Please note: California did not adopt the Federal exclusions for solvent-contaminated wipes.

Can paper products (e.g., paper wipes) qualify for the above exemption as a “reusable soiled textile material”?

No. Reusable soiled textile materials do not include paper products such as paper towels or wipes, because these are not made reusable by laundering or a comparable method of cleaning. Thus, paper products cannot qualify for the exemptions in section 25144.6 of Health and Safety Code.

Any paper product soiled with a listed hazardous waste or which has been identified as a characteristic hazardous waste is subject to Chapter 12 [Standards Applicable to Hazardous Waste Generators] and upon shipment must be transported by a registered hazardous waste transporter using a Uniform Hazardous Waste Manifest.

Are “reusable soiled textile materials” (e.g., rags) soiled with used oil hazardous waste?

It depends.
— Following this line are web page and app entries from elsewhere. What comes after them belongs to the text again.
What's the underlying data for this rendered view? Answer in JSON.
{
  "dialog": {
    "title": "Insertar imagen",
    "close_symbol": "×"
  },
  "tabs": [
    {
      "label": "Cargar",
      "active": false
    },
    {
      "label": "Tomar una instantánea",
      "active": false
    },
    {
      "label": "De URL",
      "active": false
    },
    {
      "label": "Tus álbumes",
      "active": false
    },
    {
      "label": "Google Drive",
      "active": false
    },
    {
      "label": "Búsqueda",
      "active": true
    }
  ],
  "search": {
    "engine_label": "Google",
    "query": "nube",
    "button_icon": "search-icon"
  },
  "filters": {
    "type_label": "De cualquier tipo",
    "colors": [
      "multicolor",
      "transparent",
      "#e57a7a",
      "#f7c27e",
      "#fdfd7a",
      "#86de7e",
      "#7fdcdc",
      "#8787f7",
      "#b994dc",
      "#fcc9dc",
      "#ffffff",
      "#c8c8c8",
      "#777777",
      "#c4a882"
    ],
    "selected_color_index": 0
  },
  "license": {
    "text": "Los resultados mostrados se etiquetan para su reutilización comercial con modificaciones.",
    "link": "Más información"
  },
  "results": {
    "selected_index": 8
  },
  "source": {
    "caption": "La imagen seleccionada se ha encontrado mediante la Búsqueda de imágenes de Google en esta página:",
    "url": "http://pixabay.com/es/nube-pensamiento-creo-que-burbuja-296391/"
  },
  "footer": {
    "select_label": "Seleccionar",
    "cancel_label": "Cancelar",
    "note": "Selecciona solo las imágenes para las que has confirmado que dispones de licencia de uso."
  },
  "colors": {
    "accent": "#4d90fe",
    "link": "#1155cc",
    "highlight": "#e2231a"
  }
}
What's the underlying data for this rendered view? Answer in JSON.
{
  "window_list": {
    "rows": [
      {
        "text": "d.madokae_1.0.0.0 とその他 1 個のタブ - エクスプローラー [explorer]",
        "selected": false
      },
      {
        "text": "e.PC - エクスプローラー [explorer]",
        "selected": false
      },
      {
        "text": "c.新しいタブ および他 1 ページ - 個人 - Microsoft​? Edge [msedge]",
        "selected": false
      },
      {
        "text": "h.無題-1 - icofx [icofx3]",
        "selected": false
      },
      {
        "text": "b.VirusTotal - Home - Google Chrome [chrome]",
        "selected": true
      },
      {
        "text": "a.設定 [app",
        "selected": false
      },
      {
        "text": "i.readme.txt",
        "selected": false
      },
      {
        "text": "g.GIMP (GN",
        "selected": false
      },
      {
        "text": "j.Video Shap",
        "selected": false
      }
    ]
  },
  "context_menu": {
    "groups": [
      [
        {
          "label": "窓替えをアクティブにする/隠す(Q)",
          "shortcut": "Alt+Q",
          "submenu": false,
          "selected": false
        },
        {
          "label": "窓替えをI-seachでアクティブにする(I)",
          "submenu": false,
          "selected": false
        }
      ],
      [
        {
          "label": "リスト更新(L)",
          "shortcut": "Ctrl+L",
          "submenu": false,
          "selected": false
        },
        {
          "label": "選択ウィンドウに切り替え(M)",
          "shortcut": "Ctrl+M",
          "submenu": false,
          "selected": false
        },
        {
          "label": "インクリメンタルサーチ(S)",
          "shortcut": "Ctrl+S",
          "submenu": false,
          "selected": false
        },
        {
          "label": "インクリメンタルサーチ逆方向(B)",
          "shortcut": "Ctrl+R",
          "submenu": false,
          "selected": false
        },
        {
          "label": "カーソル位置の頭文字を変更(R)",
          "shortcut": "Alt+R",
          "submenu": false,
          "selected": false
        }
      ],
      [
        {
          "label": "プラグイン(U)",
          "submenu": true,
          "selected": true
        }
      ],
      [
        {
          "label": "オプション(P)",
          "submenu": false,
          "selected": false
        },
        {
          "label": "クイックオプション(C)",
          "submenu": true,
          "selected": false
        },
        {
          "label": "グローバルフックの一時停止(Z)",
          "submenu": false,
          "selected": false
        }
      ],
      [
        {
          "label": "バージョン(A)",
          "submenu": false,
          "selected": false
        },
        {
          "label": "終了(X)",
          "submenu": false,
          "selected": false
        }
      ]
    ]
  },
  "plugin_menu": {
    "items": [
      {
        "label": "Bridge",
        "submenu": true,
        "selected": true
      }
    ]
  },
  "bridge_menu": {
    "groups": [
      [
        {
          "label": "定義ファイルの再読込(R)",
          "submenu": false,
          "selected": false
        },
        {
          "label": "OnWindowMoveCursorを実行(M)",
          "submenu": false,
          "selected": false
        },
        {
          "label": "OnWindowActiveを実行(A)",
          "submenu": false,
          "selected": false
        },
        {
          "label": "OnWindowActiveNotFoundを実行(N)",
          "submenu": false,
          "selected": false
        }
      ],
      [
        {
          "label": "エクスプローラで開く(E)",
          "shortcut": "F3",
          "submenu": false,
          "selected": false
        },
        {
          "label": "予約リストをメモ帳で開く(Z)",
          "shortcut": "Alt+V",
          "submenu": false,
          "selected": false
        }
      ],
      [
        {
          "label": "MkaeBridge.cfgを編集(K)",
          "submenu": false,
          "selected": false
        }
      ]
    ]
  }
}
Materials contaminated with used oil are considered used oil if they contain free flowing used oil. A material that meets the definition of used oil must be managed as a hazardous waste. Thus, rags that contain free flowing used oil are hazardous waste, but may be managed under the exemption for “reusable soiled textile materials” under section 25144.6 of Health and Safety Code.

However, if the rags do not contain free flowing used oil they do not meet the definition of used oil and thus may not be hazardous waste if the generator has determined the rags do not exhibit a characteristic of a hazardous waste. In this instance, the rags are nonhazardous and thus not subject to Hazardous Waste Control Laws, including the exemption in section 25144.6 of Health and Safety Code.

Are “reusable soiled textile materials” (e.g., rags), or paper wipes soiled with isopropyl alcohol, hazardous waste?

It depends. Isopropyl alcohol (IPA) is not a RCRA listed hazardous waste solvent; however, it may exhibit the hazardous waste characteristic of ignitability. This particular characteristic applies to the IPA as a liquid. Therefore, if the solvent contaminated rags or paper wipes do not contain free liquids (using the paint filter test) the rags or paper wipes are not hazardous for exhibiting the characteristic of ignitability.